Ce n’est pas la fête du sexe actuellement sur les écrans du cinéma français et on le regrette tant le "sujet" mériterait un traitement plus inventif et plus… excitant. Au printemps dernier, Vanessa Paradis faisait peine à voir dans Un couteau dans le cœur, de Yann Gonzales, un navet grand-guignol où l’actrice incarnait une productrice de films porno gay aux prises avec un terrifiant serial killer. Aujourd’hui, ce sont deux mâles "bankable" du cinéma hexagonal, Gilles Lellouche et Guillaume Canet, qui pataugent dans L’amour est une fête, de Cédric Anger, un film qui ambitionne de dresser le portrait de l’industrie du porno au début des années 80.

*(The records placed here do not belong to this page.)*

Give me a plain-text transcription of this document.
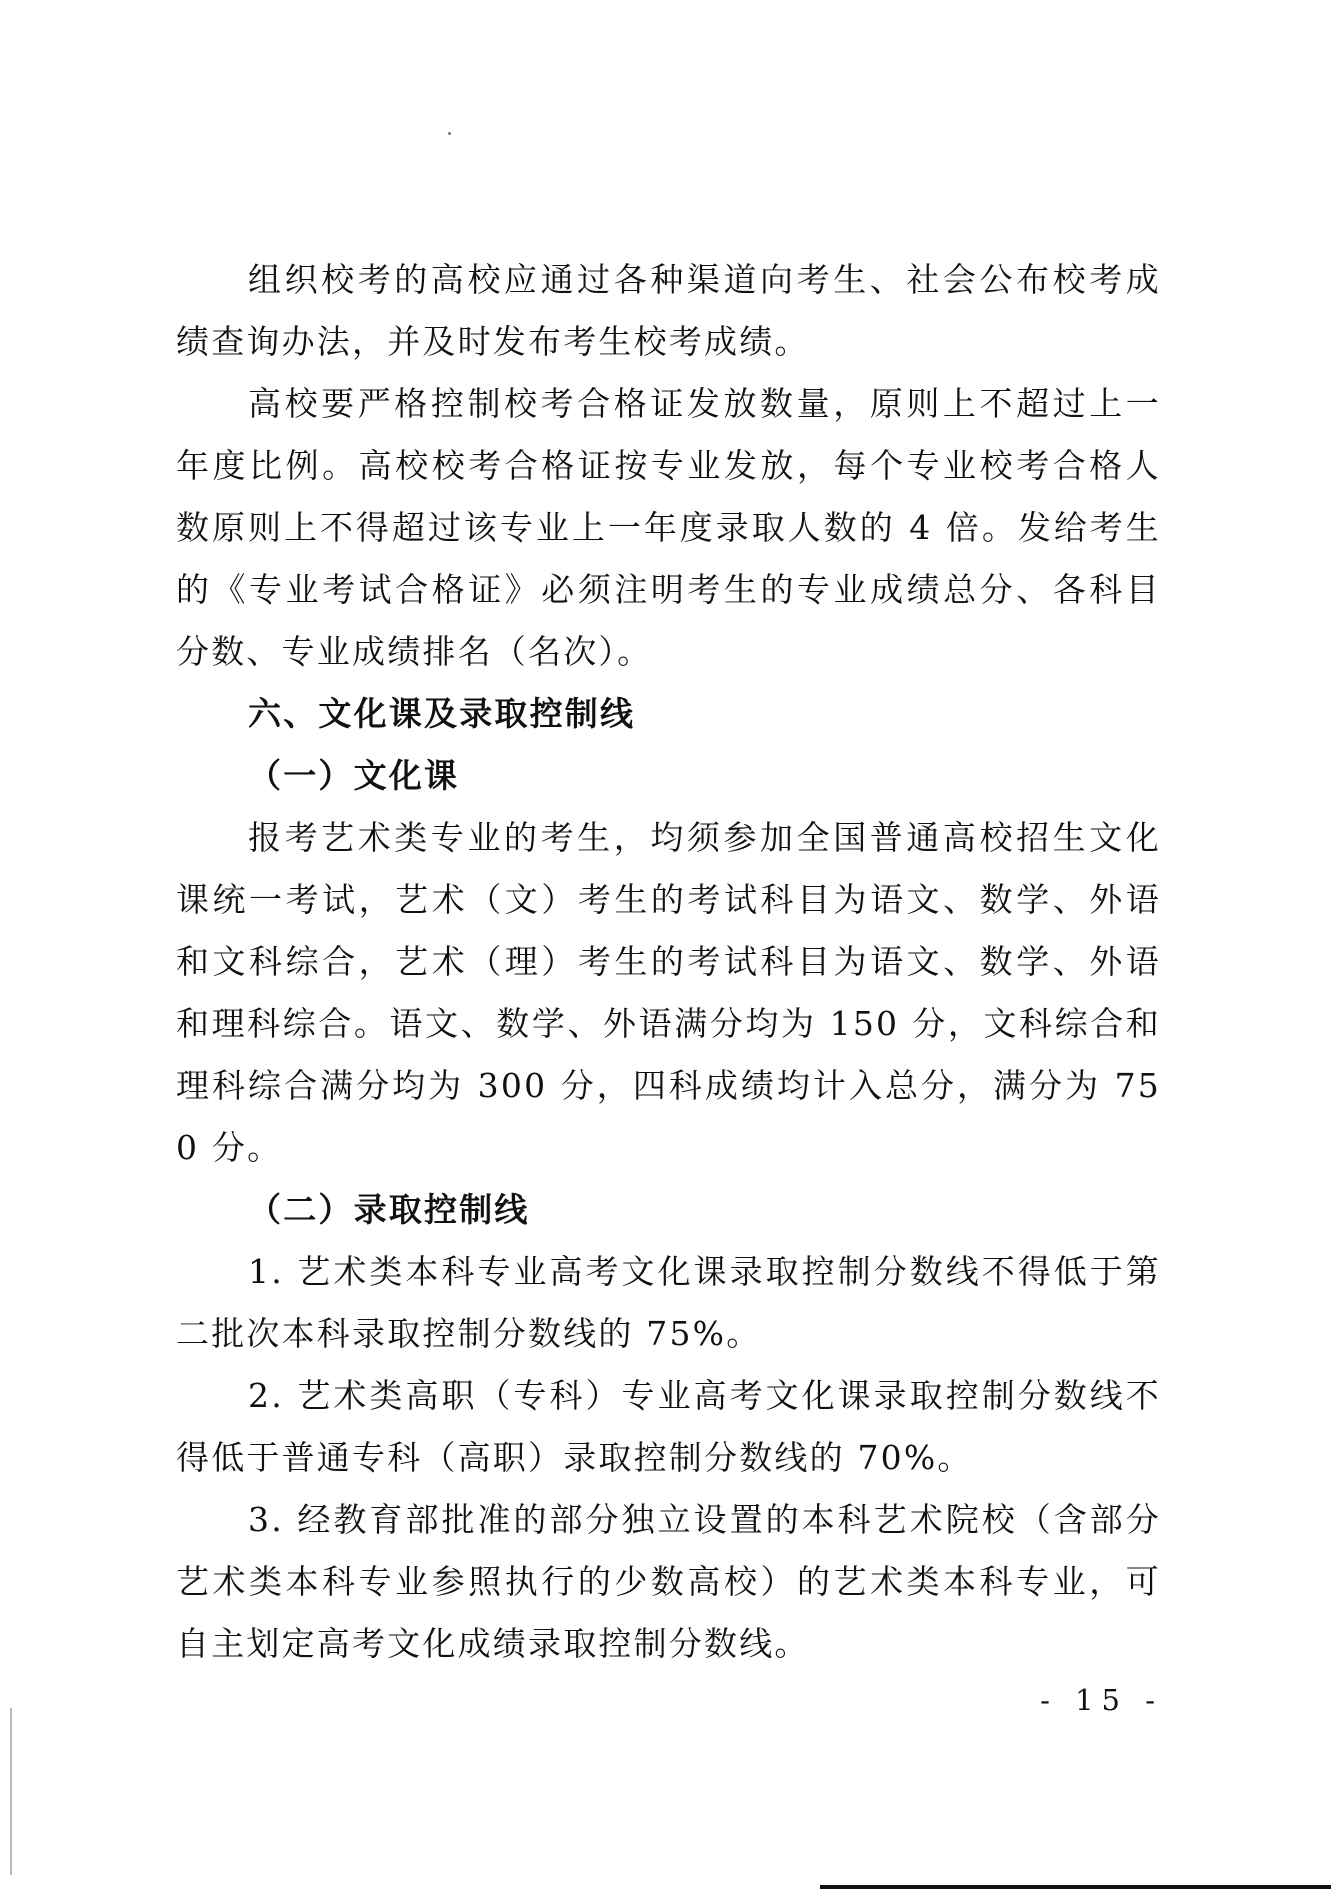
组织校考的高校应通过各种渠道向考生、社会公布校考成绩查询办法，并及时发布考生校考成绩。

高校要严格控制校考合格证发放数量，原则上不超过上一年度比例。高校校考合格证按专业发放，每个专业校考合格人数原则上不得超过该专业上一年度录取人数的 4 倍。发给考生的《专业考试合格证》必须注明考生的专业成绩总分、各科目分数、专业成绩排名（名次）。

六、文化课及录取控制线
（一）文化课

报考艺术类专业的考生，均须参加全国普通高校招生文化课统一考试，艺术（文）考生的考试科目为语文、数学、外语和文科综合，艺术（理）考生的考试科目为语文、数学、外语和理科综合。语文、数学、外语满分均为 150 分，文科综合和理科综合满分均为 300 分，四科成绩均计入总分，满分为 750 分。

（二）录取控制线

1. 艺术类本科专业高考文化课录取控制分数线不得低于第二批次本科录取控制分数线的 75%。

2. 艺术类高职（专科）专业高考文化课录取控制分数线不得低于普通专科（高职）录取控制分数线的 70%。

3. 经教育部批准的部分独立设置的本科艺术院校（含部分艺术类本科专业参照执行的少数高校）的艺术类本科专业，可自主划定高考文化成绩录取控制分数线。

- 15 -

Propriétaires d’un peep-show à Pigalle (le "Mirodrome"), Franck et Serge, soucieux d’éponger les dettes de leur établissement où de ravissantes jeunes filles se dénudent avec le sourire, souhaitent produire des films pornos. Pour mener à bien leur business, ils concluent un deal avec les caïds du quartier. Ces derniers ne se doutent pas que Franck et Serge sont en fait des flics chargés de faire le ménage dans le commerce du cul parisien.

Amateurs et amatrices de thrillers, passez votre chemin : l’intrigue policière n’est qu’un prétexte dans L’amour est une fête, une sorte… de cache-sexe. Ce qui passionne Cédric Anger est niché ailleurs : dans la psychologie déglinguée de ses deux héros machos et dans la description d’un univers du X où, d’après le film, la légèreté et le plaisir régnaient partout en maître à l’amorce de la décennie 80.

Sur les deux tableaux, L’amour est une fête se plante dans les grandes largeurs. Malgré l’énergie de Lellouche et Canet qui arborent rouflaquettes et mines renfrognées, les personnages sont empêtrés dans des clichés et des poses viriles aussi manichéens que le scénario. Rayon cul, même désolation. Le film se contente d’aligner des scènes s’attardant complaisamment sur les courbes d’héroïnes qui paraissent toutes enchantées d’être exploitées par des mâles concupiscents. Si l’amour et le sexe peuvent être une fête, ce film bancal et torve n’incite en aucun cas à la réjouissance des sens. Mieux vaut s’amuser en meilleure compagnie.

L’amour est une fête, de Cédric Anger, avec Gilles Lellouche, Guillaume Canet, Michel Fau … Sortie le 19 septembre.